The news that my daughter passed 7th grade arrives in the mail along with a bill for lunches she never paid for with the daily lunch money I gave her. I congratulate her. “You’re smarter than we were,” I say. She shrugs. She says school is stupid, she knows enough. She wants to quit and go to a special lesbian art school in Florida where she will study the poetry of Sappho and spend her time drumming on the beach.
We never saw Gonzaga again after the paramedics carried her out. She’d broken her hip, which meant six months in a body cast. We loved it. Gonzaga immobile in plaster for half a year. We wanted her encased for all eternity (that’s forever children).

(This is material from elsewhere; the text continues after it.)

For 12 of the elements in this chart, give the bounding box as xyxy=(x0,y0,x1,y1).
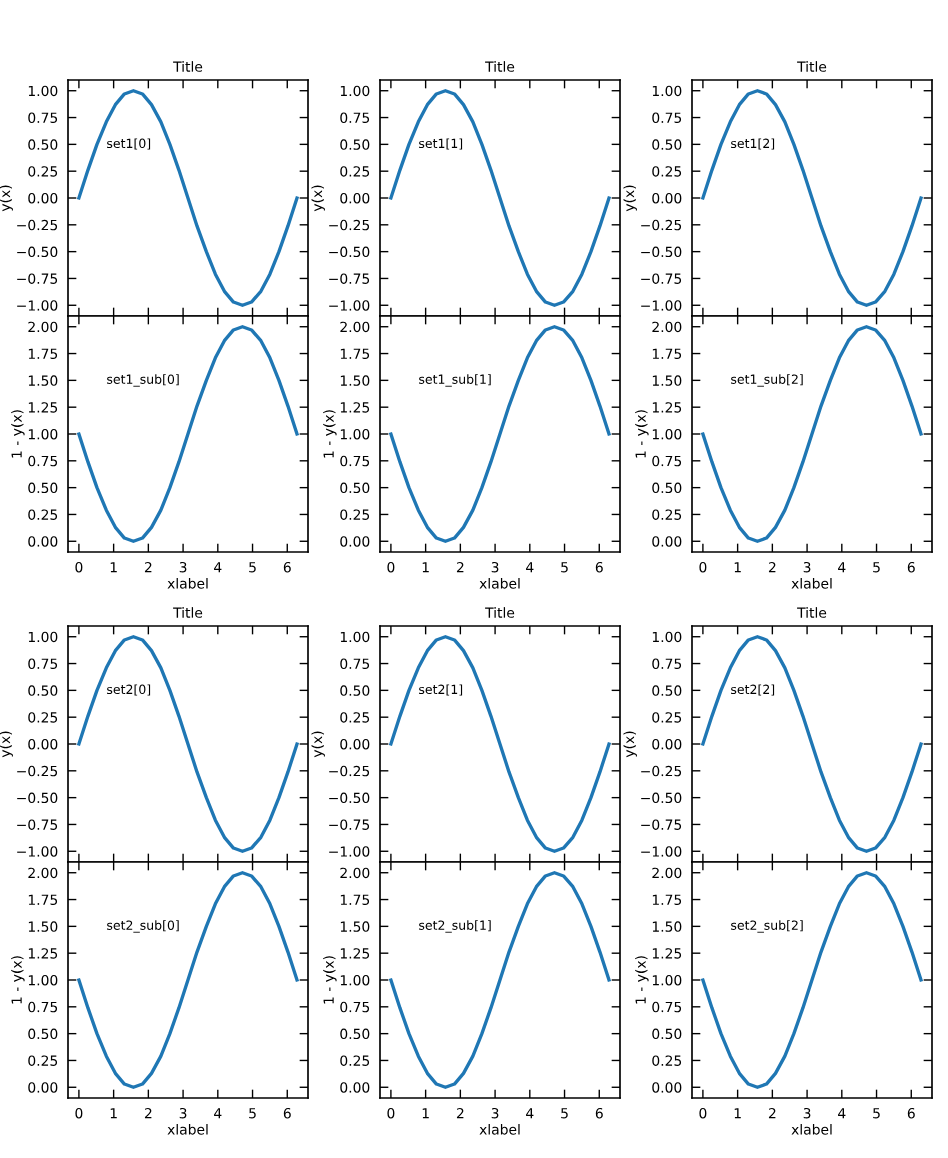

After failing the 7th grade I left Saint Luke’s for public school so I wasn’t there to see the new Mother Superior. The story was Mother Gonzaga would retire. The fit over the Hendrix album, the six months in the hospital which turned into a year—an infection or something—maybe me and Heinz, maybe Mr. Merck, maybe 1967, something had been too much for the old warrior, something in her brain sizzled and wouldn’t stop and she had to spend the rest of her days at a retreat for whacked-out nuns. The diocese decided she was not longer fit to deal with children. We chuckle over it now, drink beer and shake our heads.
“She was a real bitch,” Heinz says.
“Yeah, I say, a real bitch.”
You can see how I might feel sorry for her.